200 Terabyte Proof Demonstrates the Potential of Brute-Force Math
Automated verification finds renewed potential for making algorithms safe.
In computer science, the "brute force" solution is usually the suboptimal solution. It gets there eventually, but also inefficiently and without cleverness. The existence of a brute force solution to a problem usually implies the existence of a more elegant but perhaps less obvious solution.
You could take a basic algebra problem as an example: 2x + 100 = 500. To solve this with brute force, we simply check every possible value of x until one works. We know, however, that it is far more efficient to rearrange the given equation using algebraic rules and in just two computations we get an answer.
Computer scientists are giving brute force another look, however. In a paper published in the current Communications of the ACM, Marijn Heule and Oliver Kullmann argue that we're entering a new era where brute force may have a key role to play after all, particularly when it comes to security- and safety-critical systems. This is thanks to a newish technology called Satisfiability (SAT) solving, which is a method of generating proofs in propositional logic.

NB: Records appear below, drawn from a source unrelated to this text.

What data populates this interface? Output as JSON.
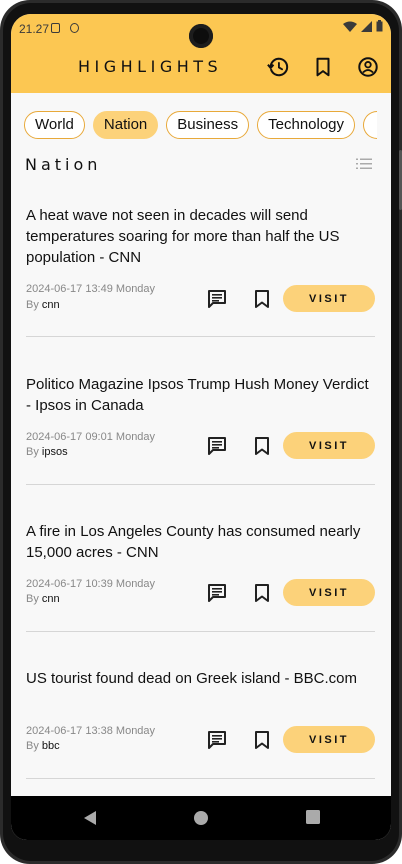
{
  "status": {
    "time": "21.27"
  },
  "header": {
    "title": "HIGHLIGHTS"
  },
  "icons": {
    "history": "history-icon",
    "bookmarks": "bookmark-icon",
    "account": "account-icon",
    "comment": "comment-icon",
    "list": "list-view-icon"
  },
  "colors": {
    "accent": "#fcc752",
    "chip_active": "#fcd27a",
    "chip_border": "#e8a93a"
  },
  "categories": [
    "World",
    "Nation",
    "Business",
    "Technology"
  ],
  "active_category": "Nation",
  "section": {
    "title": "Nation"
  },
  "articles": [
    {
      "title": "A heat wave not seen in decades will send temperatures soaring for more than half the US population - CNN",
      "date": "2024-06-17 13:49 Monday",
      "by_label": "By",
      "source": "cnn",
      "visit_label": "VISIT"
    },
    {
      "title": "Politico Magazine Ipsos Trump Hush Money Verdict - Ipsos in Canada",
      "date": "2024-06-17 09:01 Monday",
      "by_label": "By",
      "source": "ipsos",
      "visit_label": "VISIT"
    },
    {
      "title": "A fire in Los Angeles County has consumed nearly 15,000 acres - CNN",
      "date": "2024-06-17 10:39 Monday",
      "by_label": "By",
      "source": "cnn",
      "visit_label": "VISIT"
    },
    {
      "title": "US tourist found dead on Greek island - BBC.com",
      "date": "2024-06-17 13:38 Monday",
      "by_label": "By",
      "source": "bbc",
      "visit_label": "VISIT"
    }
  ]
}
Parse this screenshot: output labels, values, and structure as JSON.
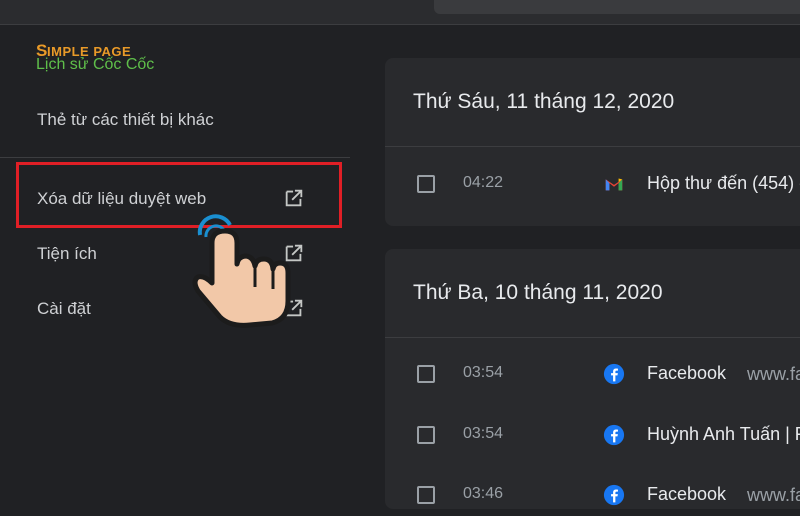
{
  "watermark": {
    "text": "IMPLE PAGE",
    "initial": "S"
  },
  "sidebar": {
    "title": "Lịch sử Cốc Cốc",
    "items": [
      {
        "label": "Thẻ từ các thiết bị khác"
      },
      {
        "label": "Xóa dữ liệu duyệt web",
        "icon": "open-in-new-icon"
      },
      {
        "label": "Tiện ích",
        "icon": "open-in-new-icon"
      },
      {
        "label": "Cài đặt",
        "icon": "open-in-new-icon"
      }
    ]
  },
  "groups": [
    {
      "date": "Thứ Sáu, 11 tháng 12, 2020",
      "entries": [
        {
          "time": "04:22",
          "icon": "gmail-icon",
          "title": "Hộp thư đến (454) -"
        }
      ]
    },
    {
      "date": "Thứ Ba, 10 tháng 11, 2020",
      "entries": [
        {
          "time": "03:54",
          "icon": "facebook-icon",
          "title": "Facebook",
          "url": "www.fa"
        },
        {
          "time": "03:54",
          "icon": "facebook-icon",
          "title": "Huỳnh Anh Tuấn | F"
        },
        {
          "time": "03:46",
          "icon": "facebook-icon",
          "title": "Facebook",
          "url": "www.fa"
        }
      ]
    }
  ],
  "colors": {
    "background": "#202124",
    "card": "#292a2d",
    "highlight": "#e01f26",
    "title_green": "#5fbf4a",
    "logo_orange": "#e99a28",
    "facebook": "#1877f2"
  }
}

Basically, we can put together optimized brute-force problem solving and accessible modern supercomputers and get a reasonable way of solving super-complex problems. Technology is making it so that we don't necessarily need cleverness in problem solving if we have access to a whole bunch of processor cores.
"Today, SAT solving on high-performance computing systems enables us to conquer problems of high complexity, driven by practice," Heule and Kullmann write. "This combination of enormous computational power with 'magical brute force' can now solve very hard combinatorial problems, as well as proving safety of systems such as railways."
To see this potential, we need to understand a bit about formal logic.
In propositional logic, a proposition is just a statement that can be true or false. Crucially, such a statement has the property of being able to be negated. The statement "I am going to get a burrito," for example, in negated form is just "I am not going to get a burrito." So, the statement is a proposition. Propositional logic involves a whole lot proving that statements are true using logical operators such as AND and OR and NOT. As in my algebra example above, really complicated-seeming statements can often be rearranged into statements whose truth value is obvious.
Computer science involves a lot of propositions, or true/false statements. That's the essence of the whole thing, really. In formal propositional logic, we can imagine a bunch of individual atomic units of truth (that are either true or false combined using the above logical operators. For example, we might have the statement ((true AND false) OR true) AND NOT (true OR false) and be asked if that's ultimately true or not. It's not, but that's probably not obvious. These things get really hard to evaluate and if you've ever had to wrestle with formal logic you know that reaching a solution sometimes just involves guessing and checking, which is a brute-force method.
"Now the task is to live up to big complexities, and to embrace the new possibilities."
SAT is really more of a suite of approaches to brute-force problem solving. As it turns out, there are some actually clever ways of decomposing big problems—imagine the above statement but with millions of true and false clauses—by finding certain kinds of subproblems and by rooting out internal contradictions. Shortcuts, basically, but still brute force.
The end result of SAT solving is a proof, which is basically a tedious and exhaustive listing of steps needed to rearrange/decompose the initial statement into forms that are clear statements of truth or falsehood. As part of their research, Heule and Kullmann demonstrated an automated SAT solver that produced a 200 terabyte proof, which, as someone that's seen some shit when it comes to formal logic, makes me queasy.
As to why this matters for security and safety, it has to do with the notion of correctness. In computer science, this means that an algorithm meets a certain specification. It behaves as predicted and will eventually terminate. Correctness is demonstrated through the process of formal verification. Algorithms, or the statements that make up algorithms, can be reduced to propositional logic and so they can be proved correct. This is a pain in the ass, however, and as algorithms start to get complicated, formal verification gets more difficult. At the same time, algorithmic complexity makes formal verification more important. There's just more room for bugs to hide.
So, SAT methods offer a way into automated formal verification and the cheap supercomputers of 2017 offer a way into formal verification.
"Now the task is to live up to big complexities, and to embrace the new possibilities," Heule and Kullmann conclude. "Proofs must become objects for investigations, and understanding will be raised to the next level, how to find and handle them."